Присутствующие в комнате замка стшелинские советники молча поклонились, доминиканцы и Меньшие Братья наклонили тонзуры. И те, и другие знали, что каноник привык просить, а не приказывать. Знали также, что разница только в самом слове.
– Братьев Проповедников, – продолжал Отто Беесс, – прошу и дальше в соответствии с указаниями буллы Inter cunctas[122] чутко следить за всеми проявлениями еретичества и деятельностью таборитских эмиссаров. И докладывать о малейших, даже, казалось бы, незначительных явлениях, с подобной деятельностью связанных. В этом я также рассчитываю на помощь светских властей. О чем прошу вас, благородный господин Генрик.
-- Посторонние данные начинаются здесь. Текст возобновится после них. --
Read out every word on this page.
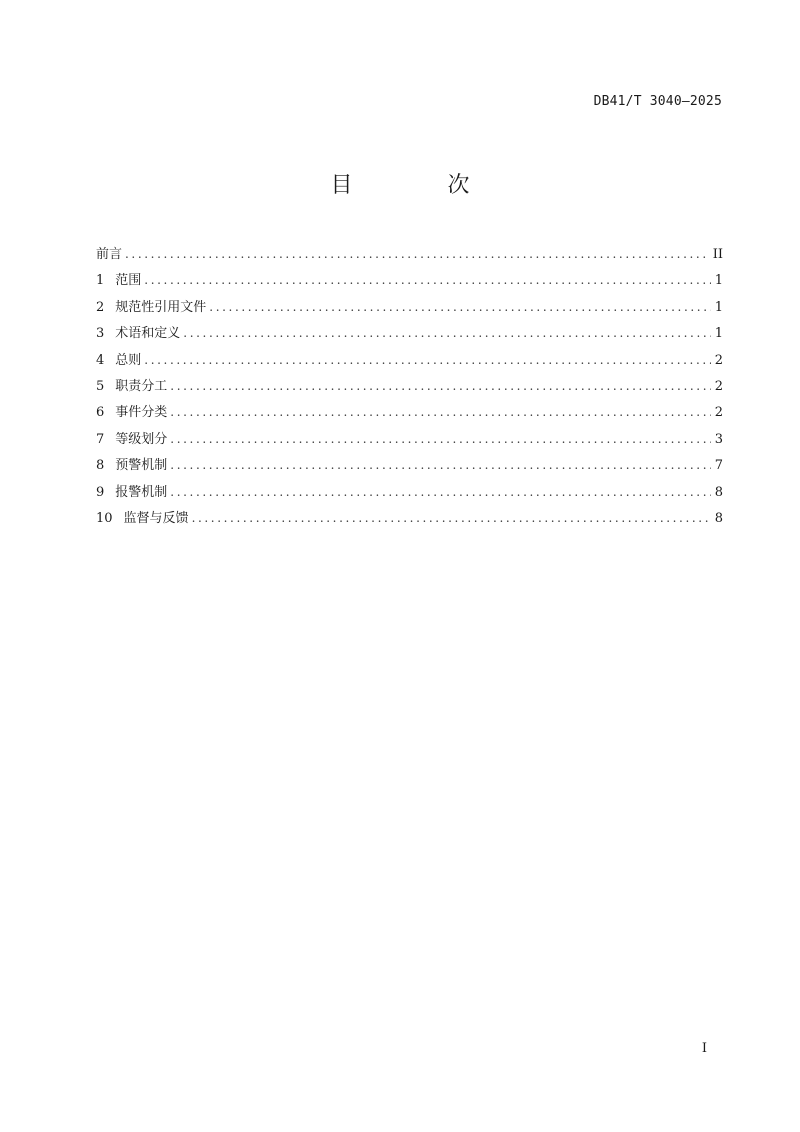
DB41/T 3040—2025
目 次
前言 .....	II
1 范围 .....	1
2 规范性引用文件 .....	1
3 术语和定义 .....	1
4 总则 .....	2
5 职责分工 .....	2
6 事件分类 .....	2
7 等级划分 .....	3
8 预警机制 .....	7
9 报警机制 .....	8
10 监督与反馈 .....	8
I
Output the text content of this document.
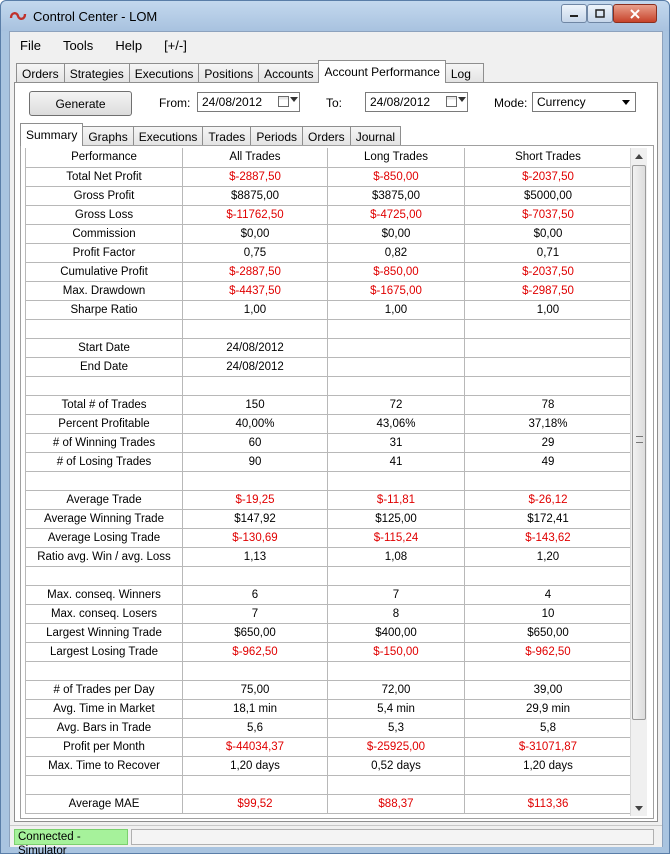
Control Center - LOM
File Tools Help [+/-]
Orders Strategies Executions Positions Accounts Account Performance Log
Generate	From: 24/08/2012	To:	24/08/2012	Mode: Currency
Summary Graphs Executions Trades Periods Orders Journal
Performance	All Trades	Long Trades	Short Trades
Total Net Profit	$-2887,50	$-850,00	$-2037,50
Gross Profit	$8875,00	$3875,00	$5000,00
Gross Loss	$-11762,50	$-4725,00	$-7037,50
Commission	$0,00	$0,00	$0,00
Profit Factor	0,75	0,82	0,71
Cumulative Profit	$-2887,50	$-850,00	$-2037,50
Max. Drawdown	$-4437,50	$-1675,00	$-2987,50
Sharpe Ratio	1,00	1,00	1,00

Start Date	24/08/2012		
End Date	24/08/2012		

Total # of Trades	150	72	78
Percent Profitable	40,00%	43,06%	37,18%
# of Winning Trades	60	31	29
# of Losing Trades	90	41	49

Average Trade	$-19,25	$-11,81	$-26,12
Average Winning Trade	$147,92	$125,00	$172,41
Average Losing Trade	$-130,69	$-115,24	$-143,62
Ratio avg. Win / avg. Loss	1,13	1,08	1,20

Max. conseq. Winners	6	7	4
Max. conseq. Losers	7	8	10
Largest Winning Trade	$650,00	$400,00	$650,00
Largest Losing Trade	$-962,50	$-150,00	$-962,50

# of Trades per Day	75,00	72,00	39,00
Avg. Time in Market	18,1 min	5,4 min	29,9 min
Avg. Bars in Trade	5,6	5,3	5,8
Profit per Month	$-44034,37	$-25925,00	$-31071,87
Max. Time to Recover	1,20 days	0,52 days	1,20 days

Average MAE	$99,52	$88,37	$113,36
Connected - Simulator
Генрик Райденбург наклонил голову, но едва-едва, после чего сразу же выпрямил свою крупную фигуру в украшенном шашечницей вапенроке.[123] Староста Стшелина не скрывал честолюбия и надменности, даже не думал прикидываться смиренным и покорным. Было видно, что посещение церковного иерарха он терпит, поскольку вынужден, но только и ждет, чтобы каноник поскорее убрался с его территории.
Отто Беесс знал об этом.
– Прошу также вас, господин староста Генрик, – добавил он, – приложить больше, чем до сих пор, стараний в расследовании совершенного под Карчином убийства господина Альбрехта фон Барта. Капитул весьма заинтересован в обнаружении виновников этого преступления. Господин фон Барт, несмотря на определенную резкость и противоречивость суждений, был человеком благородным, vir rarae dexteritatis,[124] крупным благодетелем Генриковских и бжеговских цистерцианцев. Мы хотели бы, чтобы его убийцы понесли заслуженную кару. Разумеется, речь идет об убийцах истинных. Капитул не удовлетворят обвинения первого попавшегося. Ибо мы не верим, что господин Барт пал от руки сожженных сегодня виклифистов…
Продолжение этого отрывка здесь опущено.